Wednesday, December 1, 2010

Guest Blogger: Paul Cogley


La Notte (1961)
by Paul Cogley

For nearly a decade, Italy’s great director Michelangelo Antonioni made movies that examined the theories he embraced about movies and human behavior. From Le Ameche (1955) to Il Deserto Rosso (1964), Antonioni sidestepped the usual cause-and-effect continuity that drives conventional storytelling. Words and behavior in his movies were used as much to reveal the inner life of characters than to serve predetermined plotlines. For example, Antonioni wouldn’t show reaction shots to someone speaking, which is a common moviemaking devise. He felt such shots distracted the viewer from objectivity, and so, instead, his actors might be shown speaking their dialogue as seen from behind the person listening.

In La Notte, one day and night in the lives of a married couple leads to them realize the bad shape their love is in. The movie opens with Lidia (Jeanne Moreau) and Giovanni (Marcello Mastroianni) as they visit a friend who is in a hospital with an inoperable disease. The sick man has long been in love with Lidia. To Giovanni, a writer, his friend has been a mentor. From his hospital bed, the friend praises Giovanni’s new book.
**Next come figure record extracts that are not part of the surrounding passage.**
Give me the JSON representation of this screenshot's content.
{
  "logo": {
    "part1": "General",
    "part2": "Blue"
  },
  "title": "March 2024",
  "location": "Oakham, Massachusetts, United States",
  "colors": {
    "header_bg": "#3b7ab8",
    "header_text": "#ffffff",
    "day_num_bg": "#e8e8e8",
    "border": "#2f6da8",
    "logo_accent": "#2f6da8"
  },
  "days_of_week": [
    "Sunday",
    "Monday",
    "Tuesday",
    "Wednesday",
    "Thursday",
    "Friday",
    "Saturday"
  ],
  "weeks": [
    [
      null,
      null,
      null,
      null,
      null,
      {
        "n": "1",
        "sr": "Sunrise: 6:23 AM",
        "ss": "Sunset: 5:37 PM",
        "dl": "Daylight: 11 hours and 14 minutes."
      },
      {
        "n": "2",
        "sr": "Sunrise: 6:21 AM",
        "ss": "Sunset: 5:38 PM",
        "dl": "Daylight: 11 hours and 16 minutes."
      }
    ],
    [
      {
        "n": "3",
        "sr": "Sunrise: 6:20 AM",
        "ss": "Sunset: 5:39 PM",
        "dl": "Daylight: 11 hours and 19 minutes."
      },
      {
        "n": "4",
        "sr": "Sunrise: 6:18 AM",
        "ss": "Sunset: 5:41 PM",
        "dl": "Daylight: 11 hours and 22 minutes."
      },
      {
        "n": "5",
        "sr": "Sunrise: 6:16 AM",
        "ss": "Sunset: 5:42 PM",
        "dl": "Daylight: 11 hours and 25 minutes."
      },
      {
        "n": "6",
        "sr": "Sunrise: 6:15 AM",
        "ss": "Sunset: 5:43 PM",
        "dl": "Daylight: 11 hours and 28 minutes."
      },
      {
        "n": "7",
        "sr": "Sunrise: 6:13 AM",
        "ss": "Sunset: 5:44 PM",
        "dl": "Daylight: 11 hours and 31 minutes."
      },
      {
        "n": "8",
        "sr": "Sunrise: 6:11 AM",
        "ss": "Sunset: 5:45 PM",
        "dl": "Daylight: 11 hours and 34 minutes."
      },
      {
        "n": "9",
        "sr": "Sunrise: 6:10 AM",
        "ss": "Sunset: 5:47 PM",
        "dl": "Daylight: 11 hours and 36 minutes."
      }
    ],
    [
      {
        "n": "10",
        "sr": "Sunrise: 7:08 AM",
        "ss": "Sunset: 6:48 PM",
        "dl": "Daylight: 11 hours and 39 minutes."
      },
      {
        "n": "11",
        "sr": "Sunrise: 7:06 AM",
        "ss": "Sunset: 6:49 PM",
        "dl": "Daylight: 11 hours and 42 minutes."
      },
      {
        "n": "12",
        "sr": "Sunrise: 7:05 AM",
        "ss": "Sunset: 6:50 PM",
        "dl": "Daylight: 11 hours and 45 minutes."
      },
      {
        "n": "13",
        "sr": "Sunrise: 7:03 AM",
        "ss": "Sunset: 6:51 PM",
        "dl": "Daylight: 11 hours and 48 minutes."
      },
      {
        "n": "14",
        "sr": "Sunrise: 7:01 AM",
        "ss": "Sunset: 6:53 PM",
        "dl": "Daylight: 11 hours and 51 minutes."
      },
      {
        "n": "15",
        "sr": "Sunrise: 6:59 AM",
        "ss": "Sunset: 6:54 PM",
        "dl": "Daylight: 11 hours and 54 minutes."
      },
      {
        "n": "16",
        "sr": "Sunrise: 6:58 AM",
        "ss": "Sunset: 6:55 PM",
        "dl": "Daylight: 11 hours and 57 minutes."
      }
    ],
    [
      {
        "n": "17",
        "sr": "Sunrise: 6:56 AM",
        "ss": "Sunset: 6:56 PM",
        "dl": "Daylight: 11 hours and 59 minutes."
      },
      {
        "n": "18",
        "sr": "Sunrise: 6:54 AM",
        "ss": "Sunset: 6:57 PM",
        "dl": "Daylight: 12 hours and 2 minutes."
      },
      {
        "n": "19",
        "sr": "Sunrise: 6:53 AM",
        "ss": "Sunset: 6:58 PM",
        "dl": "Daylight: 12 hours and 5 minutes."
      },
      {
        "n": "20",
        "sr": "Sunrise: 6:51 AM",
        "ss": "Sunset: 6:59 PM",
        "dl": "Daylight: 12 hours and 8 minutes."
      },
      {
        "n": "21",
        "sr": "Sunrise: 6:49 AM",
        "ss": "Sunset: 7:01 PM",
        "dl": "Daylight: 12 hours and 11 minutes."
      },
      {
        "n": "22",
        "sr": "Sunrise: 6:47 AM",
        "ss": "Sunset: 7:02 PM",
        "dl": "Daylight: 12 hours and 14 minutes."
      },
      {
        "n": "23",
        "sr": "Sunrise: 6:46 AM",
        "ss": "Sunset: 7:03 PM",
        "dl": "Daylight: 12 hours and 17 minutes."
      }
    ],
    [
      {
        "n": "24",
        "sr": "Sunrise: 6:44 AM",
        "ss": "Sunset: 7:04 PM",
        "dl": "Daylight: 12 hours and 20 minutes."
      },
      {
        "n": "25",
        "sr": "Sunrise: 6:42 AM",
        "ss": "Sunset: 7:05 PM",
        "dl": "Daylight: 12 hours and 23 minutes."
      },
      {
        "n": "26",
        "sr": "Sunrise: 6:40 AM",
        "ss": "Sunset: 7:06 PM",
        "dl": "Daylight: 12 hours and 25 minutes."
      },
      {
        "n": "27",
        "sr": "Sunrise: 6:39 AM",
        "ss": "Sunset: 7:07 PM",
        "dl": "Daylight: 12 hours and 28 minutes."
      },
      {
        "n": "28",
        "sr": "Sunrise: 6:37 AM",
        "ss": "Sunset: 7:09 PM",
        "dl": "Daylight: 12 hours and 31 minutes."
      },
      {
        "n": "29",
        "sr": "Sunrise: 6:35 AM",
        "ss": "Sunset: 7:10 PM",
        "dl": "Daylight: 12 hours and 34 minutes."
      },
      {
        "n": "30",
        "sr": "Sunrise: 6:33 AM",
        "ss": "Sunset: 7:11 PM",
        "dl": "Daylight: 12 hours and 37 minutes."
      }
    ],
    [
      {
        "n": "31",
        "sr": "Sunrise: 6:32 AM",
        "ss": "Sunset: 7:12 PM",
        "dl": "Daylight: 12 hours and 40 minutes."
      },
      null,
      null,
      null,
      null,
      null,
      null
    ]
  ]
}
Antonioni intermingles the progression of the day into an exposition of the psychology of the characters. Each episode plunges us deeper into their worlds. At the hospital, a psychotic female patient flirts wantonly with Giovanni. The incident will be brought up in discussion later on, but otherwise will bear no consequence on the plot. Lidia will walk through the streets of Milan in the neighborhood that the couple used to live in, underlining her confusions about her dying friend and her troubled marriage. The built-up urban form of Milan is featured in this sequence, and at one point Lidia is shown at the foot of a wall that seems about to crush her.
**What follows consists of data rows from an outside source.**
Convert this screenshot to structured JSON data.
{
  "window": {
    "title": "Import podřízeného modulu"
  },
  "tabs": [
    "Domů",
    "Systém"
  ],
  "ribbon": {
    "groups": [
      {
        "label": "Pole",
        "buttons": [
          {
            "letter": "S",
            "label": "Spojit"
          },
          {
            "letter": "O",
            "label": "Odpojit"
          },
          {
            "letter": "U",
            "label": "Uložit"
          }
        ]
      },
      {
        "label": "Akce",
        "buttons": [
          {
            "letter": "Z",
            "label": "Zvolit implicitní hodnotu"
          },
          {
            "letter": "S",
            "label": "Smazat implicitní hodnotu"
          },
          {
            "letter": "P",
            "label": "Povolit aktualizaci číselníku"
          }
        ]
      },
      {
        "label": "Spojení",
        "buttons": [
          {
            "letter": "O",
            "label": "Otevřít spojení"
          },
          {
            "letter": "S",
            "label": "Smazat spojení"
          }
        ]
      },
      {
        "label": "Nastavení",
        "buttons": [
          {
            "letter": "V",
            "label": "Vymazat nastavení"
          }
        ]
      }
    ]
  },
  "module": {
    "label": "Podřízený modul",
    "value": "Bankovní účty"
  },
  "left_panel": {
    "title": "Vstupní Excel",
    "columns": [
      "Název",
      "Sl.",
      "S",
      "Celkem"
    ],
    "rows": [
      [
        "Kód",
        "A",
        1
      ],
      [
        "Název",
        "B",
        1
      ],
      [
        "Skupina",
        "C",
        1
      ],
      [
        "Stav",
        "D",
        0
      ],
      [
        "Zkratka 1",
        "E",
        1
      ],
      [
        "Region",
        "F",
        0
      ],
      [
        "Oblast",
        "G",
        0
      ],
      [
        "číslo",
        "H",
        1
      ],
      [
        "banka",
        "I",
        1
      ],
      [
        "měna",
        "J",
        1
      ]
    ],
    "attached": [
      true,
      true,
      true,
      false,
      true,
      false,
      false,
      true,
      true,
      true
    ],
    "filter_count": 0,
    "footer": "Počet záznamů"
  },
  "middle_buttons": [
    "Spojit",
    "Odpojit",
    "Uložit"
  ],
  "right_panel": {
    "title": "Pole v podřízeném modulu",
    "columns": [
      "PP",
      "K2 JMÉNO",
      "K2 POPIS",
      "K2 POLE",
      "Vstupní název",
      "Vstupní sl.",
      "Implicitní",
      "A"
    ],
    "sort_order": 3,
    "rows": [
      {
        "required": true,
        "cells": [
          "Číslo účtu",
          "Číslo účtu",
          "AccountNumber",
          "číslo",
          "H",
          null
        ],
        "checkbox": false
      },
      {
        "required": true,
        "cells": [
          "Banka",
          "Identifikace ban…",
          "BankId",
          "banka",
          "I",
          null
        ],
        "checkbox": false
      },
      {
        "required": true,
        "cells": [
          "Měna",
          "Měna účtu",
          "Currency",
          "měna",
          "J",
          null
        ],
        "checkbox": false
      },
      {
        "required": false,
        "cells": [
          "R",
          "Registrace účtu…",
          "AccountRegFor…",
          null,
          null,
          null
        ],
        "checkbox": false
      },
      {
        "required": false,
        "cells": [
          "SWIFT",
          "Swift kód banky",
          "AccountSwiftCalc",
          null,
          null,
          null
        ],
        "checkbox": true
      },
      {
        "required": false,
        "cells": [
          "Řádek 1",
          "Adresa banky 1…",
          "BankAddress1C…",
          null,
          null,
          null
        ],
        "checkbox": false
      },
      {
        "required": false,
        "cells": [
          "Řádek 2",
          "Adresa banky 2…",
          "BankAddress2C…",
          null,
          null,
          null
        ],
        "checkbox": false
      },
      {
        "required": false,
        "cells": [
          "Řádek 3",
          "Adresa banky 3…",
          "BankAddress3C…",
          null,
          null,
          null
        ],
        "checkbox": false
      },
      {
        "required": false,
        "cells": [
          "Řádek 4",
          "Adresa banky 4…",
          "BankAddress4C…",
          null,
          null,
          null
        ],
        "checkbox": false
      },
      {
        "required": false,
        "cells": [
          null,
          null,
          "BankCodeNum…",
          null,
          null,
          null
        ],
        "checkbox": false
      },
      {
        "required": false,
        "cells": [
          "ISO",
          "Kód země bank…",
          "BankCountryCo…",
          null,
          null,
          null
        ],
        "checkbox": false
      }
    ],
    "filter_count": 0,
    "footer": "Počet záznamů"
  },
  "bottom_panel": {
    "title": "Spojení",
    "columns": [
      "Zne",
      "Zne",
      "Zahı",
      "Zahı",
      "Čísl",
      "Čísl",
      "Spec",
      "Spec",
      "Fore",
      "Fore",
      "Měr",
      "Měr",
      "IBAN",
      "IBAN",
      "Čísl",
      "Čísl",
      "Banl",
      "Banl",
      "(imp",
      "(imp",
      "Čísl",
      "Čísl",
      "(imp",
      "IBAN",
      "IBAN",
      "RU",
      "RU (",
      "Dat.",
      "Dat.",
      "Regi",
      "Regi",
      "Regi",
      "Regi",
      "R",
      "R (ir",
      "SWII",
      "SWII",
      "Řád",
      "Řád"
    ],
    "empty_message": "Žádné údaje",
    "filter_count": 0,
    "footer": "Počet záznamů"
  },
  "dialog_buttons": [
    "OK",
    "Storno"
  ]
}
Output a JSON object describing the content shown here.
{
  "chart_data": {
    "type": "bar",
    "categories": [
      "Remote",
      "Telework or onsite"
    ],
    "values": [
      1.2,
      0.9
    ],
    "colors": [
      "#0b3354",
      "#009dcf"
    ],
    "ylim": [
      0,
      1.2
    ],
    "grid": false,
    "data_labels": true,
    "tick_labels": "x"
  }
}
The title of La Notte refers not only to the metaphorical night of a marital relationship, but also to the actual night in which most of the movie takes place, when the couple ends up at an all night party. The cast of characters at the party (including Monica Vitti as an industrialist’s daughter) is drawn from bourgeois society and conveys the emptiness of feelings among them. While at the party, Lidia will be told that her friend at the hospital has died. By the time dawn comes, she will use this sad news to confront feelings that help her arrive to self-awareness.
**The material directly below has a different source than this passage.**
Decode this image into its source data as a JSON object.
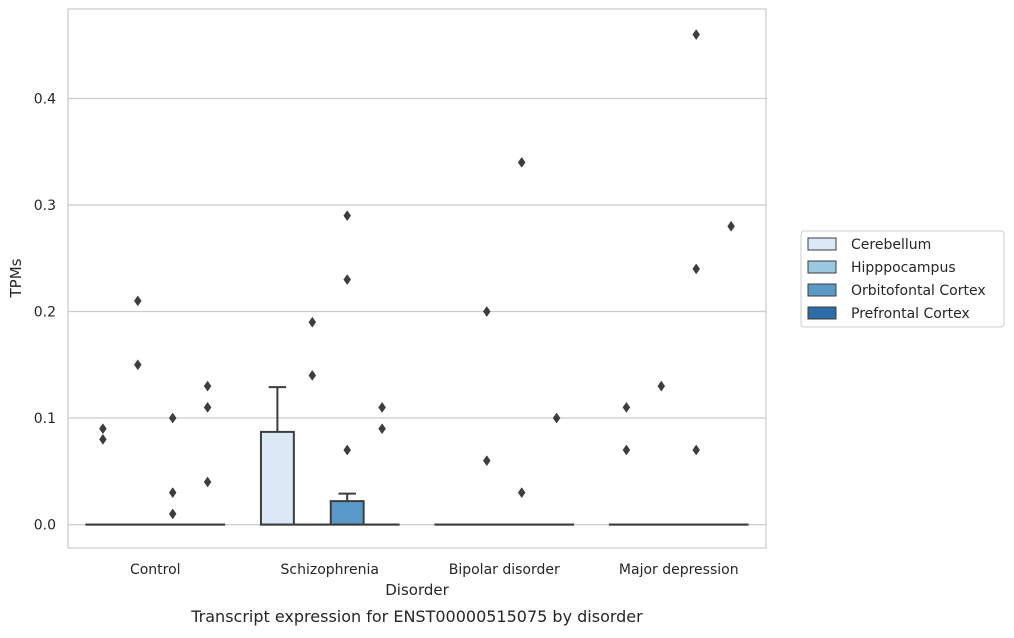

La Notte’s all night party echoes the famous party scene of Federico Fellini’s La Dolce Vita (1959), a movie which had burst on the international scene, peaking interest in modern Italian directors. Antonioni here attempts to capture the vanity of bourgeois society much as Fellini had done. Interestingly, Luciano Visconti’s The Leopard (1964) would also cumulate in an all-night ball scene in which 19th century bourgeois society celebrates while oblivious to pending irrelevance.

Antonioni’s experimental approaches to moviemaking went about as far as anyone could go in what was essentially a commercial medium. Although he would make other critically acclaimed movies, such as The Passenger (1975), it is the half dozen unconventional psychological movies of the 1950s and ‘60s that are at the core of Antononi’s legacy. La Notte is among this group of movies that achieved the artistic heights the director aimed at, and can be readily enjoyed today by viewers willing to accept an unconventional movie on the terms that it was made.